Was sich in der Branche gerade tut
Aktuell ist eine verstärkte Digitalisierung im Bauwesen zu beobachten. Immer mehr Unternehmen setzen auf digitale Tools, um Prozesse zu optimieren und die Effizienz zu steigern. Der Einsatz von Drohnen zur Überwachung von Baustellen gewinnt an Bedeutung und sorgt für eine präzise Dokumentation des Baufortschritts. Zudem spielt Nachhaltigkeit eine immer größere Rolle, sodass KI-gestützte Lösungen entwickelt werden, um Materialverschwendung zu minimieren und umweltfreundliche Praktiken zu fördern.
So entwickelt sich der Arbeitsmarkt in Deutschland
Laut dem IAB Job-Futuromat ist das Automatisierungspotenzial im Beruf des Werkpoliers bei 33%. Das bedeutet, dass zwar einige Arbeitsplätze durch Automatisierung wegfallen könnten, jedoch auch neue Stellen entstehen. Aktuell gibt es in Deutschland etwa 8.159 Beschäftigte in diesem Beruf mit einem Median-Gehalt von 4.436 € pro Monat. Die Gehaltsspanne reicht von 3.737 € bis 5.278 €. Derzeit sind 573 offene Stellen gemeldet, was zeigt, dass trotz Automatisierungsrisiken weiterhin Bedarf an qualifizierten Werkpolieren besteht.
Das kannst du jetzt tun — konkrete nächste Schritte
Um in der sich verändernden Arbeitswelt erfolgreich zu bleiben, gibt es einige konkrete Schritte, die du unternehmen kannst:
- Weiterbildungen nutzen: Informiere dich über Webinare von der "Bauakademie". Diese bieten oft kostengünstige Schulungen zu digitalen Tools und neuen Technologien im Bauwesen an.
- Online-Kurse belegen: Plattformen wie edX oder Coursera bieten kostengünstige MOOCs zu Themen wie Projektmanagement und Digitalisierung an.
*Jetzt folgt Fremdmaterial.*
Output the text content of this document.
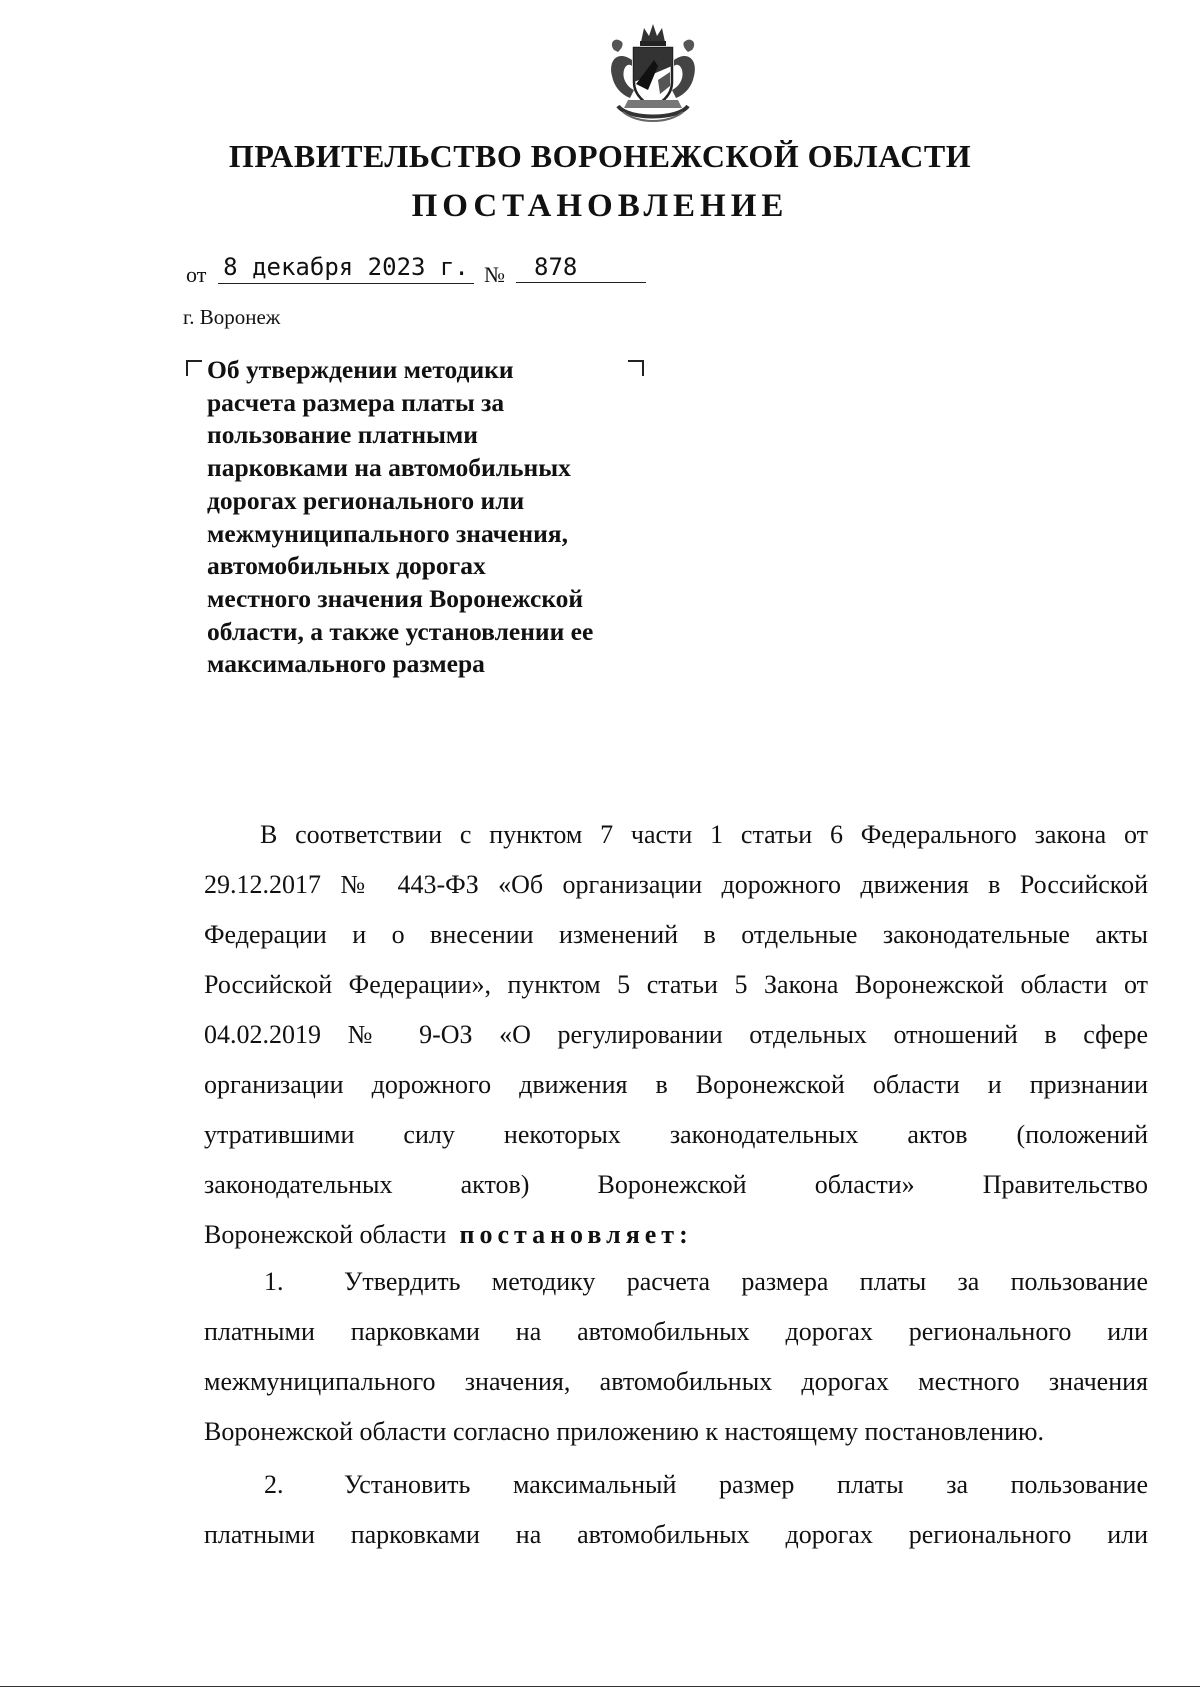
ПРАВИТЕЛЬСТВО ВОРОНЕЖСКОЙ ОБЛАСТИ
ПОСТАНОВЛЕНИЕ
от 8 декабря 2023 г. №	878
г. Воронеж
Об утверждении методики
расчета размера платы за
пользование платными
парковками на автомобильных
дорогах регионального или
межмуниципального значения,
автомобильных дорогах
местного значения Воронежской
области, а также установлении ее
максимального размера
В соответствии с пунктом 7 части 1 статьи 6 Федерального закона от
29.12.2017 № 443-ФЗ «Об организации дорожного движения в Российской
Федерации и о внесении изменений в отдельные законодательные акты
Российской Федерации», пунктом 5 статьи 5 Закона Воронежской области от
04.02.2019 № 9-ОЗ «О регулировании отдельных отношений в сфере
организации дорожного движения в Воронежской области и признании
утратившими силу некоторых законодательных актов (положений
законодательных актов) Воронежской области» Правительство
Воронежской области постановляет:
1. Утвердить методику расчета размера платы за пользование
платными парковками на автомобильных дорогах регионального или
межмуниципального значения, автомобильных дорогах местного значения
Воронежской области согласно приложению к настоящему постановлению.
2. Установить максимальный размер платы за пользование
платными парковками на автомобильных дорогах регионального или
So kannst du dein Wissen gezielt erweitern.
- YouTube-Kanäle abonnieren: Es gibt zahlreiche YouTube-Kanäle, die sich mit den neuesten Entwicklungen im Bauwesen beschäftigen. Hier kannst du dir kostenlos wertvolle Tipps und Tricks aneignen.
Nimm dir diese Woche Zeit, um dich über die genannten Möglichkeiten zu informieren und vielleicht direkt einen Kurs zu buchen oder ein Webinar zu besuchen.
Fazit: Deine Zukunft als Werkpolier/in - Ausbau
Die Zukunft als Werkpolier bleibt spannend, auch wenn KI mehr Aufgaben übernimmt. Du kannst deine Stärken und Kompetenzen weiterhin einbringen, um Projekte erfolgreich zu leiten und Teams zu motivieren. Nutze die Chancen der Digitalisierung und bilde dich weiter – so bist du bestens für die kommenden Herausforderungen gerüstet.